Нет, так не годится. «Небольшая книжка» — это критическая и вводящая в заблуждение оценка. На самом же деле «Подвиги бригадира Жерара» и написанная позднее серия «Приключения Жерара» составляют самую яркую картину из всего написанного им о кампаниях Наполеона. Причина этого: он видел все глазами француза.

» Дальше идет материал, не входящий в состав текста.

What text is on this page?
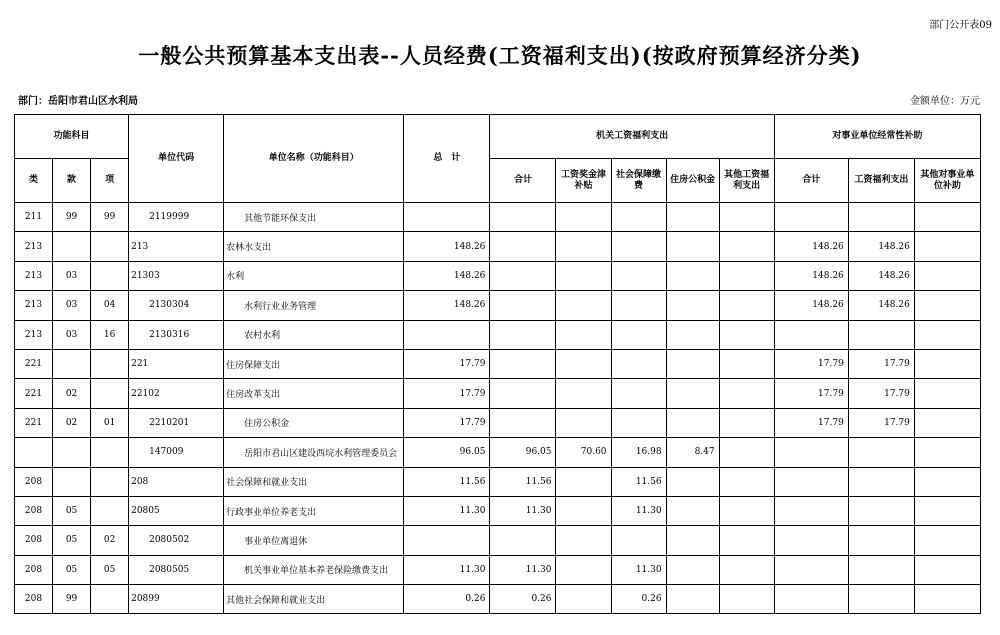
部门公开表09
一般公共预算基本支出表--人员经费(工资福利支出)(按政府预算经济分类)
部门：岳阳市君山区水利局	金额单位：万元
功能科目			单位代码	单位名称（功能科目）	总　计	机关工资福利支出					对事业单位经常性补助		
类	款	项				合计	工资奖金津补贴	社会保障缴费	住房公积金	其他工资福利支出	合计	工资福利支出	其他对事业单位补助
211	99	99	2119999	其他节能环保支出									
213			213	农林水支出	148.26						148.26	148.26	
213	03		21303	水利	148.26						148.26	148.26	
213	03	04	2130304	水利行业业务管理	148.26						148.26	148.26	
213	03	16	2130316	农村水利									
221			221	住房保障支出	17.79						17.79	17.79	
221	02		22102	住房改革支出	17.79						17.79	17.79	
221	02	01	2210201	住房公积金	17.79						17.79	17.79	
			147009	岳阳市君山区建设西垸水利管理委员会	96.05	96.05	70.60	16.98	8.47				
208			208	社会保障和就业支出	11.56	11.56		11.56					
208	05		20805	行政事业单位养老支出	11.30	11.30		11.30					
208	05	02	2080502	事业单位离退休									
208	05	05	2080505	机关事业单位基本养老保险缴费支出	11.30	11.30		11.30					
208	99		20899	其他社会保障和就业支出	0.26	0.26		0.26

Бригадир — это истинный француз; такой же француз, как Марбо, как Куанье, как Журдо. Не отдает фальшью ни одно слово, ни единый жест. Его позиции, которые так раздражают его английских недругов и так интересны нам, читателям, абсолютно искренни. Он — воплощение жизни и души Великой армии; из его горла едва не вырывается боевой клич: «Да здравствует император!» А его собственные выпады против английского характера ничуть не менее хороши. Этьен Жерар строит дурака только из самого себя; он никогда не делает дураков из Франции или французов. И это триумф как бригадира, так и Конан Дойла.
Первый рассказ о нем, «Медаль бригадира Жерара», был написан в 1894 году. Автор читал его благодарным аудиториям в Америке. Когда он вновь вернулся в Давос и поселился с семьей на этот раз в «Гранд-отель Бельведер», он к весне 1895 года почти закончил еще семь рассказов.

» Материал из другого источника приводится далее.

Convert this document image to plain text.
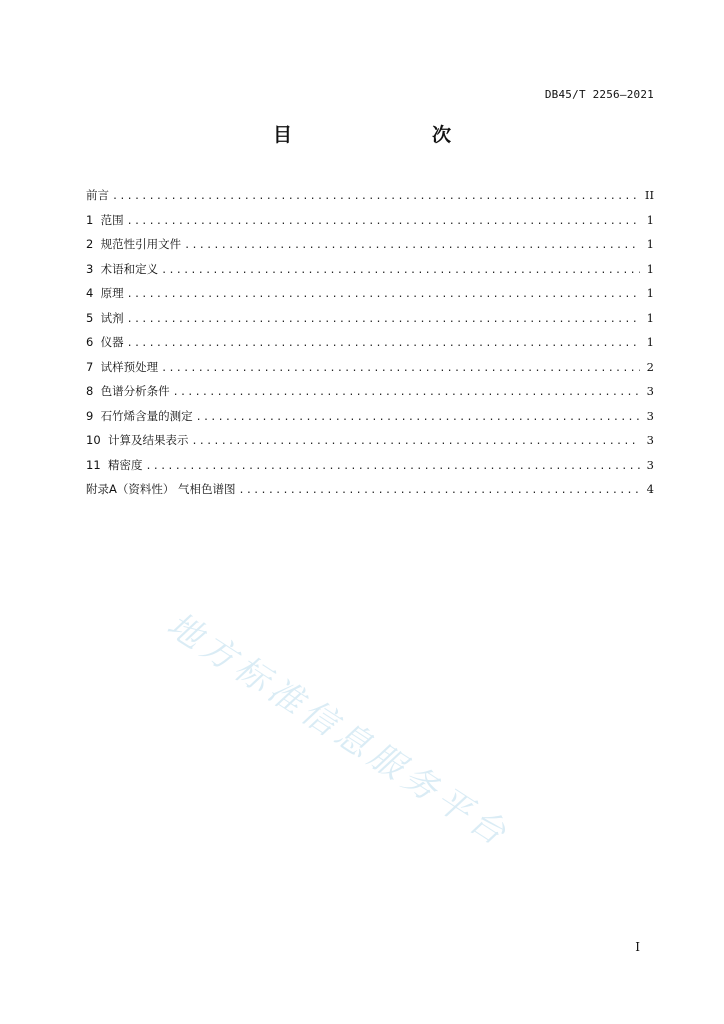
DB45/T 2256—2021
目　　次
前言 .....	II
1 范围 .....	1
2 规范性引用文件 .....	1
3 术语和定义 .....	1
4 原理 .....	1
5 试剂 .....	1
6 仪器 .....	1
7 试样预处理 .....	2
8 色谱分析条件 .....	3
9 石竹烯含量的测定 .....	3
10 计算及结果表示 .....	3
11 精密度 .....	3
附录A（资料性） 气相色谱图 .....	4
地方标准信息服务平台
I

В ту весну погода в Давосе стояла плохая. Снег, когда можно было кататься на лыжах, сменился нудными дождями, все подхватывали простуду. В мае (о времени можно судить по письму Мадам) он съездил в Англию, и эта поездка вновь изменила весь ход событий.

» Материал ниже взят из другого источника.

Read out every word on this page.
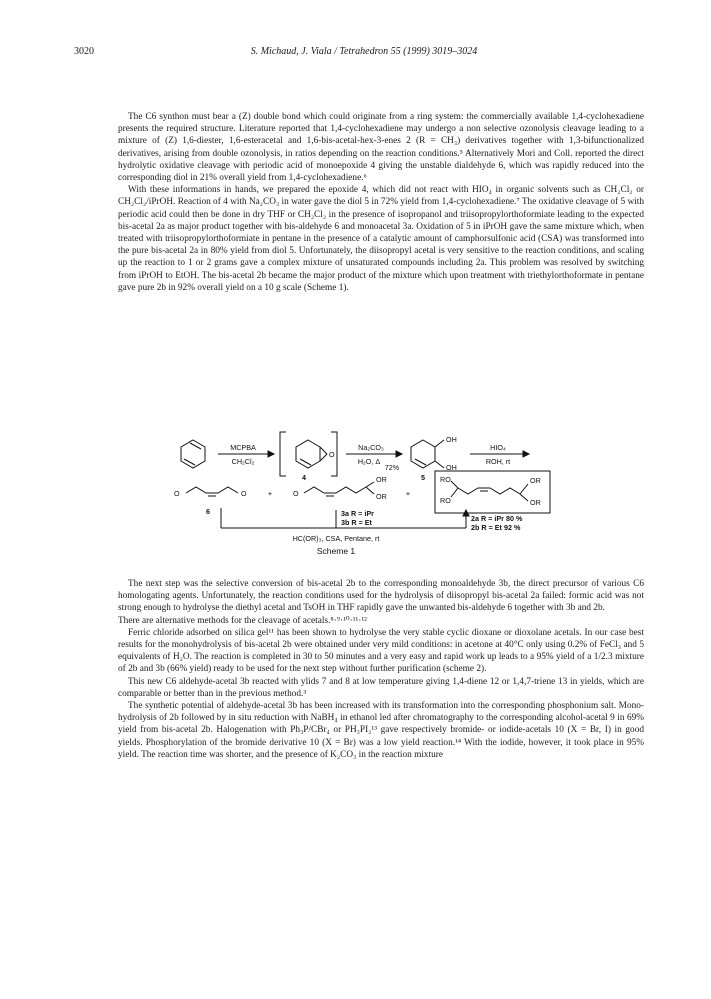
3020	S. Michaud, J. Viala / Tetrahedron 55 (1999) 3019–3024

The C6 synthon must bear a (Z) double bond which could originate from a ring system: the commercially available 1,4-cyclohexadiene presents the required structure. Literature reported that 1,4-cyclohexadiene may undergo a non selective ozonolysis cleavage leading to a mixture of (Z) 1,6-diester, 1,6-esteracetal and 1,6-bis-acetal-hex-3-enes 2 (R = CH₃) derivatives together with 1,3-bifunctionalized derivatives, arising from double ozonolysis, in ratios depending on the reaction conditions.⁵ Alternatively Mori and Coll. reported the direct hydrolytic oxidative cleavage with periodic acid of monoepoxide 4 giving the unstable dialdehyde 6, which was rapidly reduced into the corresponding diol in 21% overall yield from 1,4-cyclohexadiene.⁶

With these informations in hands, we prepared the epoxide 4, which did not react with HIO₄ in organic solvents such as CH₂Cl₂ or CH₂Cl₂/iPrOH. Reaction of 4 with Na₂CO₃ in water gave the diol 5 in 72% yield from 1,4-cyclohexadiene.⁷ The oxidative cleavage of 5 with periodic acid could then be done in dry THF or CH₂Cl₂ in the presence of isopropanol and triisopropylorthoformiate leading to the expected bis-acetal 2a as major product together with bis-aldehyde 6 and monoacetal 3a. Oxidation of 5 in iPrOH gave the same mixture which, when treated with triisopropylorthoformiate in pentane in the presence of a catalytic amount of camphorsulfonic acid (CSA) was transformed into the pure bis-acetal 2a in 80% yield from diol 5. Unfortunately, the diisopropyl acetal is very sensitive to the reaction conditions, and scaling up the reaction to 1 or 2 grams gave a complex mixture of unsaturated compounds including 2a. This problem was resolved by switching from iPrOH to EtOH. The bis-acetal 2b became the major product of the mixture which upon treatment with triethylorthoformate in pentane gave pure 2b in 92% overall yield on a 10 g scale (Scheme 1).

MCPBA
CH₂Cl₂
O
4
Na₂CO₃
H₂O, Δ
72%
OH
OH
5
HIO₄
ROH, rt
O	O	+	O
OR
OR	+
RO
RO
OR
OR
6	3a R = iPr
3b R = Et	2a R = iPr 80 %
2b R = Et 92 %
HC(OR)₃, CSA, Pentane, rt
Scheme 1

The next step was the selective conversion of bis-acetal 2b to the corresponding monoaldehyde 3b, the direct precursor of various C6 homologating agents. Unfortunately, the reaction conditions used for the hydrolysis of diisopropyl bis-acetal 2a failed: formic acid was not strong enough to hydrolyse the diethyl acetal and TsOH in THF rapidly gave the unwanted bis-aldehyde 6 together with 3b and 2b.

There are alternative methods for the cleavage of acetals.⁸·⁹·¹⁰·¹¹·¹²

Ferric chloride adsorbed on silica gel¹¹ has been shown to hydrolyse the very stable cyclic dioxane or dioxolane acetals. In our case best results for the monohydrolysis of bis-acetal 2b were obtained under very mild conditions: in acetone at 40°C only using 0.2% of FeCl₃ and 5 equivalents of H₂O. The reaction is completed in 30 to 50 minutes and a very easy and rapid work up leads to a 95% yield of a 1/2.3 mixture of 2b and 3b (66% yield) ready to be used for the next step without further purification (scheme 2).

This new C6 aldehyde-acetal 3b reacted with ylids 7 and 8 at low temperature giving 1,4-diene 12 or 1,4,7-triene 13 in yields, which are comparable or better than in the previous method.³

The synthetic potential of aldehyde-acetal 3b has been increased with its transformation into the corresponding phosphonium salt. Mono-hydrolysis of 2b followed by in situ reduction with NaBH₄ in ethanol led after chromatography to the corresponding alcohol-acetal 9 in 69% yield from bis-acetal 2b. Halogenation with Ph₃P/CBr₄ or PH₃PI₂¹³ gave respectively bromide- or iodide-acetals 10 (X = Br, I) in good yields. Phosphorylation of the bromide derivative 10 (X = Br) was a low yield reaction.¹⁴ With the iodide, however, it took place in 95% yield. The reaction time was shorter, and the presence of K₂CO₃ in the reaction mixture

Он столкнулся с тем фактом, что остаток своих жизней (или, говоря более жестоко, остаток жизни Туи) им, очевидно, придется провести в заграничных отелях в Швейцарии или в Египте. Он не возражал против этого, если это в самом деле было необходимо. Но в Англии он встретил Гранта Аллена, который также страдал от чахотки, и тот рассказал ему нечто другое.
Грант Аллен, чье имя сейчас почти забыто, был тогда хорошо известным писателем, который впервые привлек к себе внимание своим сенсационным романом «Игральная кость», а в том, 1895 году наделал еще больше шума откровенным обсуждением сексуальных проблем в книге «Женщина, которая решилась». Конан Дойл лучше всего знал его по научным работам, отличавшимся'сильно выраженной агностической окраской. Грант Аллен решительно подчеркнул, что больному туберкулезом не обязательно жить за пределами Англии. Он сам противостоит болезни, живя в Хиндхеде, графство Суррей.
Туи, которая не меньше, чем он, хотела вернуться, попросила мужа все выяснить. Он поспешил в Суррей и был более чем удовлетворен.
«Дело не только в Гранте Аллене, чье состояние дает надежду на то, что это место подойдет для Туи, — писал он. — Но высота расположения, сухой климат, песчаная почва, защищенность от холодных ветров создают самые лучшие условия». Он еще раньше продал дом в Норвуде. Зачем покупать другой? Он построит дом в Хиндхеде, и это будет дом с размахом.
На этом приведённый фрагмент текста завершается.